A LinkedIn feature that allows paid subscribers to view a list of visitors to their profile should be made available to all EU users free of charge to comply with the region’s General Data Protection Regulation (GDPR), a legal complaint launched by the None of Your Business (NOYB) digital rights group has claimed.
Filed this week in an Austrian court, the group’s argument is that LinkedIn’s ‘Who’s Viewed Your Profile’ feature contravenes the GDPR Article 15, which covers a subject’s right of access to their own data.

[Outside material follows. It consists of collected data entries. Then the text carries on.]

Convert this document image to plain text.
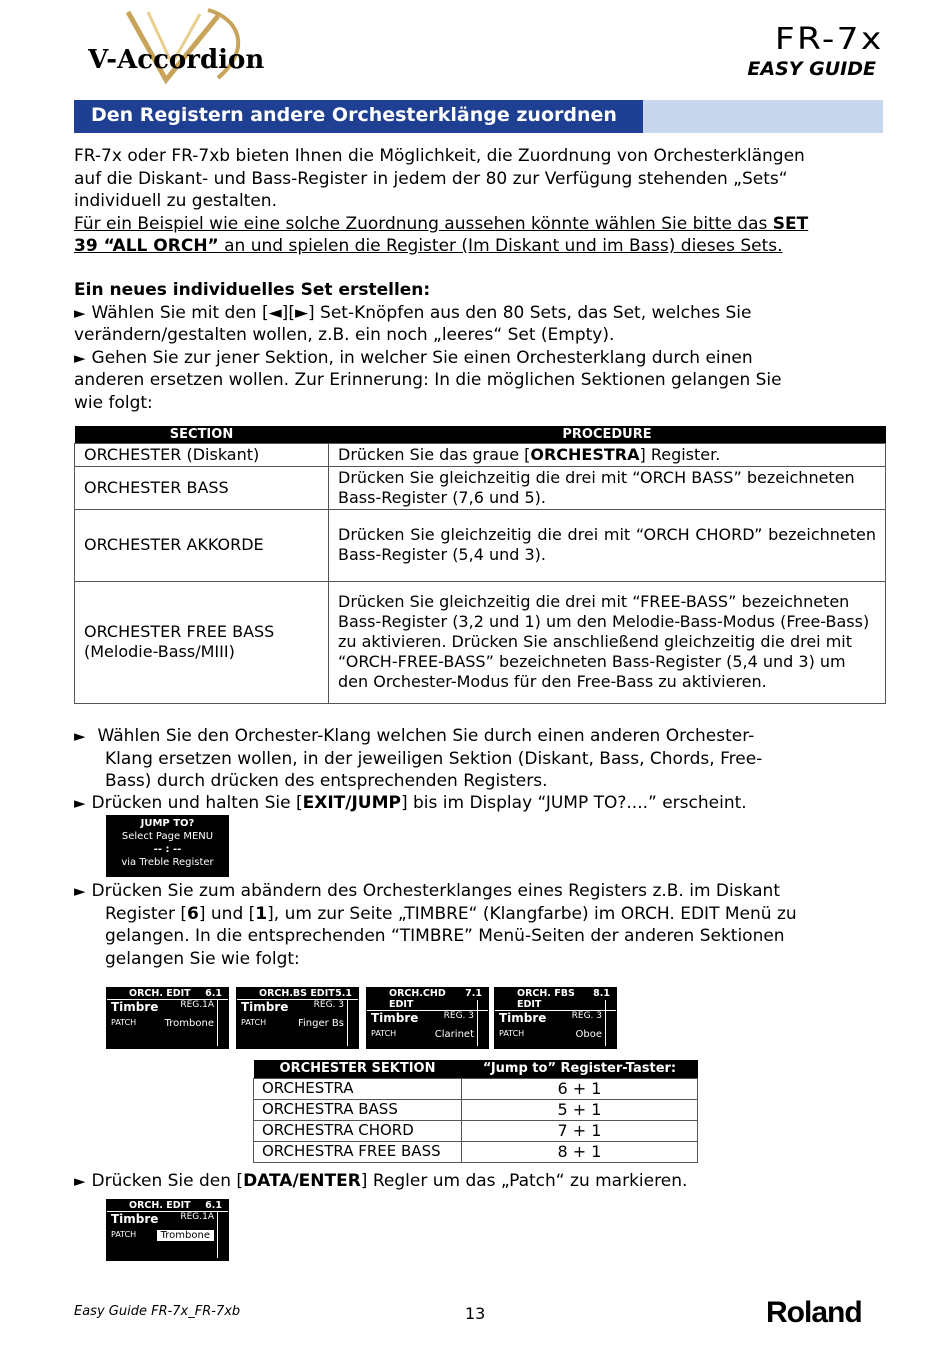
V-Accordion
FR-7x
EASY GUIDE
Den Registern andere Orchesterklänge zuordnen
FR-7x oder FR-7xb bieten Ihnen die Möglichkeit, die Zuordnung von Orchesterklängen
auf die Diskant- und Bass-Register in jedem der 80 zur Verfügung stehenden „Sets“
individuell zu gestalten.
Für ein Beispiel wie eine solche Zuordnung aussehen könnte wählen Sie bitte das SET
39 “ALL ORCH” an und spielen die Register (Im Diskant und im Bass) dieses Sets.
Ein neues individuelles Set erstellen:
► Wählen Sie mit den [◄][►] Set-Knöpfen aus den 80 Sets, das Set, welches Sie
verändern/gestalten wollen, z.B. ein noch „leeres“ Set (Empty).
► Gehen Sie zur jener Sektion, in welcher Sie einen Orchesterklang durch einen
anderen ersetzen wollen. Zur Erinnerung: In die möglichen Sektionen gelangen Sie
wie folgt:
SECTION	PROCEDURE
ORCHESTER (Diskant)	Drücken Sie das graue [ORCHESTRA] Register.
ORCHESTER BASS	Drücken Sie gleichzeitig die drei mit “ORCH BASS” bezeichneten Bass-Register (7,6 und 5).
ORCHESTER AKKORDE	Drücken Sie gleichzeitig die drei mit “ORCH CHORD” bezeichneten Bass-Register (5,4 und 3).

ORCHESTER FREE BASS
(Melodie-Bass/MIII)	Drücken Sie gleichzeitig die drei mit “FREE-BASS” bezeichneten Bass-Register (3,2 und 1) um den Melodie-Bass-Modus (Free-Bass) zu aktivieren. Drücken Sie anschließend gleichzeitig die drei mit “ORCH-FREE-BASS” bezeichneten Bass-Register (5,4 und 3) um den Orchester-Modus für den Free-Bass zu aktivieren.
► Wählen Sie den Orchester-Klang welchen Sie durch einen anderen Orchester-
Klang ersetzen wollen, in der jeweiligen Sektion (Diskant, Bass, Chords, Free-
Bass) durch drücken des entsprechenden Registers.
► Drücken und halten Sie [EXIT/JUMP] bis im Display “JUMP TO?....” erscheint.
JUMP TO?
Select Page MENU
-- : --
via Treble Register
► Drücken Sie zum abändern des Orchesterklanges eines Registers z.B. im Diskant
Register [6] und [1], um zur Seite „TIMBRE“ (Klangfarbe) im ORCH. EDIT Menü zu
gelangen. In die entsprechenden “TIMBRE” Menü-Seiten der anderen Sektionen
gelangen Sie wie folgt:
ORCH. EDIT 6.1
Timbre REG.1A
PATCH	Trombone
ORCH.BS EDIT 5.1
Timbre	REG. 3
PATCH	Finger Bs
ORCH.CHD EDIT
7.1
Timbre	REG. 3
PATCH	Clarinet
ORCH. FBS EDIT
8.1
Timbre	REG. 3
PATCH	Oboe
ORCHESTER SEKTION	“Jump to” Register-Taster:
ORCHESTRA	6 + 1
ORCHESTRA BASS	5 + 1
ORCHESTRA CHORD	7 + 1
ORCHESTRA FREE BASS	8 + 1
► Drücken Sie den [DATA/ENTER] Regler um das „Patch“ zu markieren.
ORCH. EDIT 6.1
Timbre REG.1A
PATCH	Trombone
Easy Guide FR-7x_FR-7xb	13	Roland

NOYB has a history of taking on tech companies. In 2025, Google was hit by a €325 million ($381 million) fine by French privacy regulator, the CNIL, over its data collection and advertising policies after a complaint by the group.
Contradictory policy
LinkedIn began offering users the ability to see who has viewed their profile around 2007, later turning this into a paywalled perk in a move that pre-dated the arrival of GDPR in 2018.
According to NOYB, this commercialization left non-subscription users in a bind. Profile visitor data should legally be accessible to EU citizens under GDPR, but when they ask for this via a formal Data Subject Access Request (DSAR), LinkedIn refuses access, citing data protection.
Despite this, if the user subscribes to a LinkedIn Premium Career plan starting at €30 per month ($40 per month in the US), the same data suddenly becomes accessible.
“It is particularly absurd that LinkedIn is using a supposed ‘data protection interest’ as an argument to deny the right of access to data under the GDPR,” argued NOYB’s press release.
In NOYB’s view, LinkedIn’s policy is contradictory. The company limits access to something that should legally be free because allowing access would undermine the incentive to pay for it.
“Either the data must not be accessible to anyone, or – if it is clear to the visitor that the data is visible – it must also be disclosed in accordance with Article 15 GDPR,” NOYB said. In its view, LinkedIn’s policy of charging to access this data is illegal and the company should be fined to prevent future breaches.
Right to view
LinkedIn will doubtless point out to the Austrian Data Protection Authority that all users, including free subscribers, can opt out of having their profile visit made visible by toggling off the feature in Settings/Visibility tab/’Visibility when viewing other profiles’. Then each visit a user makes to another profile is recorded as one by an ‘Anonymous LinkedIn Member’. Free users can also see the last five visitors to their profile, as long as those users have not selected this anonymity setting.
It’s possible the company will further argue that, under Article 15, the rights of users to know who has viewed their data conflicts with the rights of other users to maintain their own privacy.
When contacted for response, a LinkedIn spokesperson sent the following statement: “This assertion [by NOYB] is false. Not only is it incorrect that only Premium members can see who has viewed their profile, but we also satisfy GDPR Article 15 by disclosing the information at issue via our Privacy Policy.”
According to Helen Brain, partner and head of commercial at Square One Law in the UK, the case would cause problems for LinkedIn’s lawyers even if the outcome remained uncertain.
“NOYB appears to have a strong argument that LinkedIn is breaching GDPR in one way or the other, but it’s impossible to say how likely they are to succeed before we see LinkedIn’s counter-arguments,” she said.
The complaint is on strong ground when arguing that profile visits should fall under GDPR Article 15 Right of Access. “If the viewer’s personal data is private and shouldn’t be disclosed in response to a DSAR by the viewed person, logically that means the viewer’s personal data should not be disclosed to premium account holders either,” said Brain. “If NOYB is successful in its complaint, the Austrian Data Protection Authority could ultimately issue a fine, and that could be substantial.”
However, predicting the wider effect on technology companies using the same ‘data as a feature’ to incentivize paid subscriptions is difficult in advance of a ruling. If NOYB prevails, LinkedIn could be ordered to stop its disclosure of profile searchers or, alternatively, to make this available free of charge in response to DSARs.
However, Brain believed the issue might come down to the way consent is gained. “Even if LinkedIn is ordered to change what it is doing, it will find a new way to gain consent to permit the disclosures of searchers lawfully and continue to charge for the data they gather.”